Wednesday, March 2, 2016

Being here Now

Because I was born way in last century I've seen a lot of changes.

Today we have luxuries, gadgets, toys, and prosperity that people would have only dreamed of in the forties and fifties. And today we take those things for granted.

In the midst of last century a typical home was around 1200 square feet. About half of what most of us live in today.

Almost everyone today has a cell phone - even the homeless. And our phones today, with their internet connections, give us access to more data than Bill Clinton had when he was president.

Families usually have more than one television, a magical device that didn't show up until the early fifties.
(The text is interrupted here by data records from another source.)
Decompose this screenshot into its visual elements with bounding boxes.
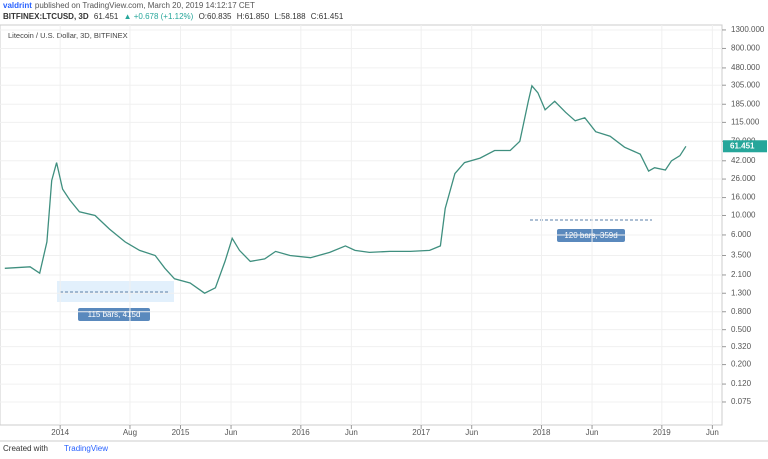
symbol-line: BITFINEX:LTCUSD, 3D 61.451 ▲ +0.678 (+1.… xyxy=(3,12,346,21)
footer-created: Created with xyxy=(3,444,48,453)
high: H:61.850 xyxy=(236,12,270,21)
y-tick-label: 185.000 xyxy=(731,99,760,108)
x-tick-label: Jun xyxy=(225,428,238,437)
x-tick-label: 2016 xyxy=(292,428,310,437)
x-tick-label: 2019 xyxy=(653,428,671,437)
published: published on TradingView.com, March 20, … xyxy=(34,1,255,10)
x-tick-label: Jun xyxy=(465,428,478,437)
y-tick-label: 6.000 xyxy=(731,230,752,239)
y-tick-label: 16.000 xyxy=(731,193,756,202)
annotation: 120 bars, 359d xyxy=(564,231,617,240)
x-tick-label: 2018 xyxy=(533,428,551,437)
price-line xyxy=(4,84,687,294)
y-tick-label: 42.000 xyxy=(731,156,756,165)
footer-brand: TradingView xyxy=(64,444,108,453)
close: C:61.451 xyxy=(310,12,344,21)
x-tick-label: Jun xyxy=(586,428,599,437)
y-tick-label: 10.000 xyxy=(731,211,756,220)
y-tick-label: 0.500 xyxy=(731,325,752,334)
x-tick-label: 2014 xyxy=(51,428,69,437)
user: valdrint xyxy=(3,1,32,10)
y-tick-label: 480.000 xyxy=(731,63,760,72)
publish-line: valdrint published on TradingView.com, Ma… xyxy=(3,1,258,10)
price-tag-label: 61.451 xyxy=(730,141,755,150)
y-tick-label: 800.000 xyxy=(731,44,760,53)
y-tick-label: 115.000 xyxy=(731,117,760,126)
chart-title: Litecoin / U.S. Dollar, 3D, BITFINEX xyxy=(8,31,128,40)
plot-frame xyxy=(0,24,723,426)
low: L:58.188 xyxy=(274,12,306,21)
open: O:60.835 xyxy=(198,12,232,21)
annotation: 115 bars, 415d xyxy=(88,310,141,319)
y-tick-label: 0.200 xyxy=(731,360,752,369)
annotation-box xyxy=(557,229,625,242)
x-tick-label: Aug xyxy=(123,428,137,437)
y-tick-label: 0.800 xyxy=(731,307,752,316)
y-tick-label: 0.120 xyxy=(731,379,752,388)
y-tick-label: 305.000 xyxy=(731,80,760,89)
y-tick-label: 2.100 xyxy=(731,270,752,279)
x-tick-label: Jun xyxy=(345,428,358,437)
x-tick-label: 2015 xyxy=(172,428,190,437)
x-tick-label: Jun xyxy=(706,428,719,437)
annotation-box xyxy=(78,308,150,321)
y-tick-label: 0.075 xyxy=(731,397,752,406)
change: ▲ +0.678 (+1.12%) xyxy=(123,12,194,21)
y-tick-label: 1.300 xyxy=(731,288,752,297)
y-tick-label: 26.000 xyxy=(731,174,756,183)
price-tag xyxy=(723,140,767,153)
y-tick-label: 0.320 xyxy=(731,342,752,351)
symbol: BITFINEX:LTCUSD, 3D xyxy=(3,12,89,21)
y-tick-label: 3.500 xyxy=(731,251,752,260)
y-tick-label: 1300.000 xyxy=(731,25,765,34)
x-tick-label: 2017 xyxy=(412,428,430,437)
last: 61.451 xyxy=(93,12,119,21)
I lead with this stuff to make a point about something that hasn't changed. And what hasn't changed is that we humans have the idea that we'll be happier with more of something. A better car. Job. House. Clothing. Job. Education.
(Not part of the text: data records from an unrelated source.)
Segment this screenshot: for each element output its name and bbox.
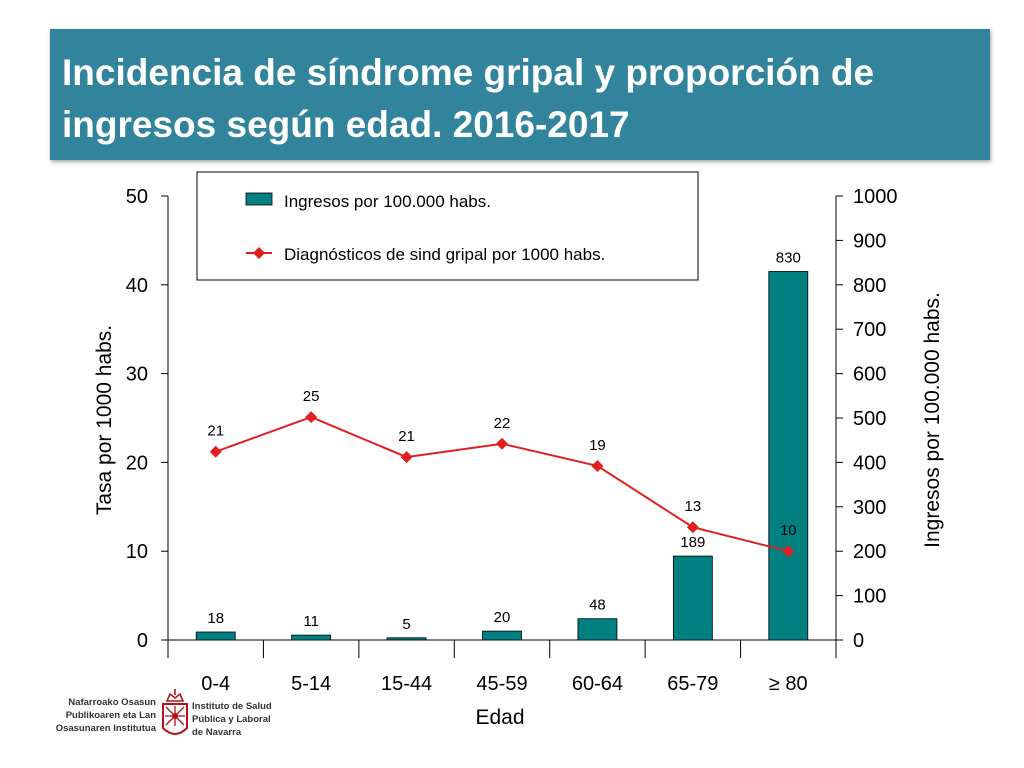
bar-value-label: 18 — [207, 610, 224, 627]
legend-bar-label: Ingresos por 100.000 habs. — [284, 192, 491, 211]
legend-bar-swatch — [245, 192, 273, 206]
bar-value-label: 5 — [402, 616, 410, 633]
logo-text-spanish: Instituto de Salud Pública y Laboral de … — [192, 700, 302, 739]
y-left-tick-label: 20 — [126, 452, 148, 474]
logo-left-line: Publikoaren eta Lan — [65, 710, 156, 721]
y-right-tick-label: 800 — [853, 275, 886, 297]
x-tick-label: 15-44 — [381, 673, 432, 695]
line-point — [400, 451, 413, 464]
y-right-tick-label: 900 — [853, 230, 886, 252]
x-tick-label: 0-4 — [201, 673, 230, 695]
bar — [768, 271, 809, 641]
line-point — [686, 521, 699, 534]
x-tick-label: ≥ 80 — [769, 673, 808, 695]
line-point — [782, 545, 795, 558]
x-tick-label: 65-79 — [667, 673, 718, 695]
line-value-label: 19 — [589, 437, 606, 454]
y-axis-right-label: Ingresos por 100.000 habs. — [921, 292, 944, 548]
y-right-tick-label: 0 — [853, 630, 864, 652]
page-title: Incidencia de síndrome gripal y proporci… — [62, 52, 875, 145]
x-axis-label: Edad — [475, 706, 524, 729]
line-value-label: 13 — [685, 498, 702, 515]
y-left-tick-label: 30 — [126, 364, 148, 386]
line-series: 21 25 21 22 19 13 10 — [207, 388, 797, 558]
line-value-label: 22 — [494, 415, 511, 432]
logo-left-line: Nafarroako Osasun — [68, 697, 156, 708]
y-right-tick-label: 600 — [853, 364, 886, 386]
line-path — [215, 416, 789, 553]
y-left-tick-label: 0 — [137, 630, 148, 652]
logo-right-line: de Navarra — [192, 727, 242, 738]
y-right-tick-label: 400 — [853, 452, 886, 474]
legend-line-label: Diagnósticos de sind gripal por 1000 hab… — [284, 245, 605, 264]
bar — [195, 631, 236, 641]
title-banner: Incidencia de síndrome gripal y proporci… — [50, 29, 990, 160]
bar-series: 18 11 5 20 48 189 830 — [195, 249, 809, 641]
y-right-tick-label: 1000 — [853, 186, 898, 208]
bar-value-label: 48 — [589, 597, 606, 614]
bar-value-label: 20 — [494, 609, 511, 626]
x-tick-label: 5-14 — [291, 673, 331, 695]
bar-value-label: 830 — [776, 249, 801, 266]
chart-legend: Ingresos por 100.000 habs. Diagnósticos … — [196, 171, 699, 281]
bar-value-label: 11 — [303, 613, 319, 630]
institute-logo: Nafarroako Osasun Publikoaren eta Lan Os… — [52, 686, 292, 746]
bar — [577, 618, 618, 641]
y-right-tick-label: 700 — [853, 319, 886, 341]
logo-right-line: Instituto de Salud — [192, 701, 272, 712]
line-value-label: 25 — [303, 388, 320, 405]
bar-value-label: 189 — [680, 534, 705, 551]
line-point — [496, 437, 508, 450]
line-point — [305, 411, 318, 424]
line-value-label: 21 — [398, 428, 415, 445]
line-point — [209, 445, 222, 458]
navarra-coat-of-arms-icon — [162, 689, 188, 735]
bar — [291, 634, 332, 641]
x-tick-label: 60-64 — [572, 673, 623, 695]
axes: 0102030405001002003004005006007008009001… — [126, 186, 898, 695]
y-right-tick-label: 200 — [853, 541, 886, 563]
y-right-tick-label: 100 — [853, 586, 886, 608]
y-axis-left-label: Tasa por 1000 habs. — [93, 325, 116, 515]
bar — [672, 555, 713, 641]
line-value-label: 21 — [207, 423, 224, 440]
line-value-label: 10 — [780, 522, 797, 539]
y-right-tick-label: 300 — [853, 497, 886, 519]
logo-left-line: Osasunaren Institutua — [55, 723, 156, 734]
y-left-tick-label: 40 — [126, 275, 148, 297]
logo-right-line: Pública y Laboral — [192, 714, 271, 725]
legend-line-marker — [253, 247, 265, 259]
y-right-tick-label: 500 — [853, 408, 886, 430]
bar — [482, 630, 522, 641]
line-point — [591, 459, 604, 472]
logo-text-basque: Nafarroako Osasun Publikoaren eta Lan Os… — [52, 696, 156, 735]
y-left-tick-label: 10 — [126, 541, 148, 563]
y-left-tick-label: 50 — [126, 186, 148, 208]
bar — [386, 637, 427, 641]
x-tick-label: 45-59 — [476, 673, 527, 695]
And that's the way it was back then also. And I was one of the guilty ones who thought life would be better if I just had more stuff. Money. Girlfriend. Freedom. Etc. I was no different than anyone else.
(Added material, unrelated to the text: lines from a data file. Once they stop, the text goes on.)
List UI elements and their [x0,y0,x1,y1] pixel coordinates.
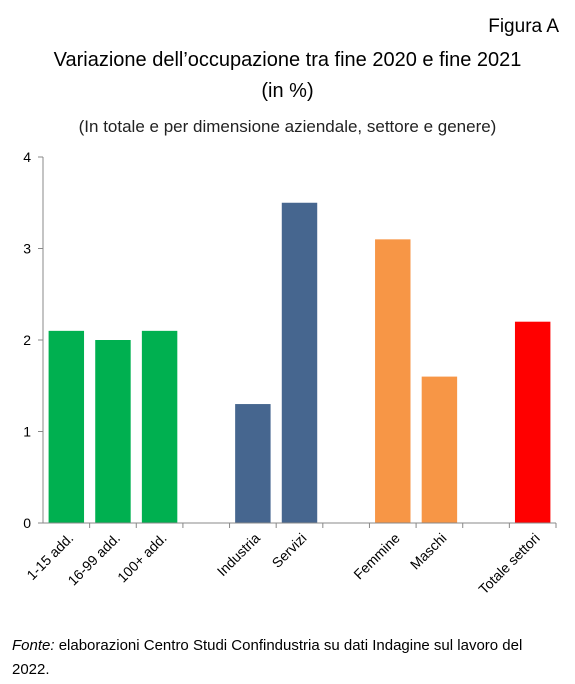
source-note: Fonte: elaborazioni Centro Studi Confind… [12,634,564,682]
source-text: elaborazioni Centro Studi Confindustria … [12,637,523,678]
x-tick-label: Maschi [407,530,450,573]
chart-title-line2: (in %) [261,80,314,102]
bar [514,321,551,523]
x-axis: 1-15 add.16-99 add.100+ add. Industria Ser… [23,522,557,597]
bar [375,239,411,523]
x-tick-label: Industria [214,530,263,579]
x-tick-label: Servizi [269,530,310,571]
x-tick-label: Totale settori [475,530,542,597]
source-lead: Fonte: [12,637,55,654]
y-tick-label: 1 [23,424,31,440]
y-tick-label: 2 [23,332,31,348]
y-axis: 0 1 2 3 4 [23,149,44,531]
y-tick-label: 4 [23,149,31,165]
y-tick-label: 0 [23,515,31,531]
y-tick-label: 3 [23,241,31,257]
bar [141,330,178,523]
chart-title-line1: Variazione dell’occupazione tra fine 202… [53,49,522,71]
bar [235,404,271,523]
bar [95,340,131,523]
x-tick-label: Femmine [350,530,403,583]
figure-label: Figura A [488,16,559,37]
bar [48,330,85,523]
bar [281,202,318,523]
x-tick-label: 100+ add. [114,530,170,586]
bar [421,376,458,523]
chart-subtitle: (In totale e per dimensione aziendale, s… [78,117,497,136]
bars [48,202,551,523]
But today, being 25 years in recovery I have a different outlook. At least most of the time.

Today I realize that this moment is where I can be happy. Not tomorrow. Not in the good old days. But right now.

I decided a few years ago that I was going to enjoy the journey and stop thinking of the destination.

Does that mean we shouldn't strive to better ourselves? No. Does that mean we shouldn't anticipate our next vacation?  Of course not, that's half the pleasure in life: anticipation.

But when these thoughts keep me from enjoying this slice of time God has given me, that's not okay.

It's fun to not hurry and enjoy the scenery along the way.  And I don't want to miss any of it.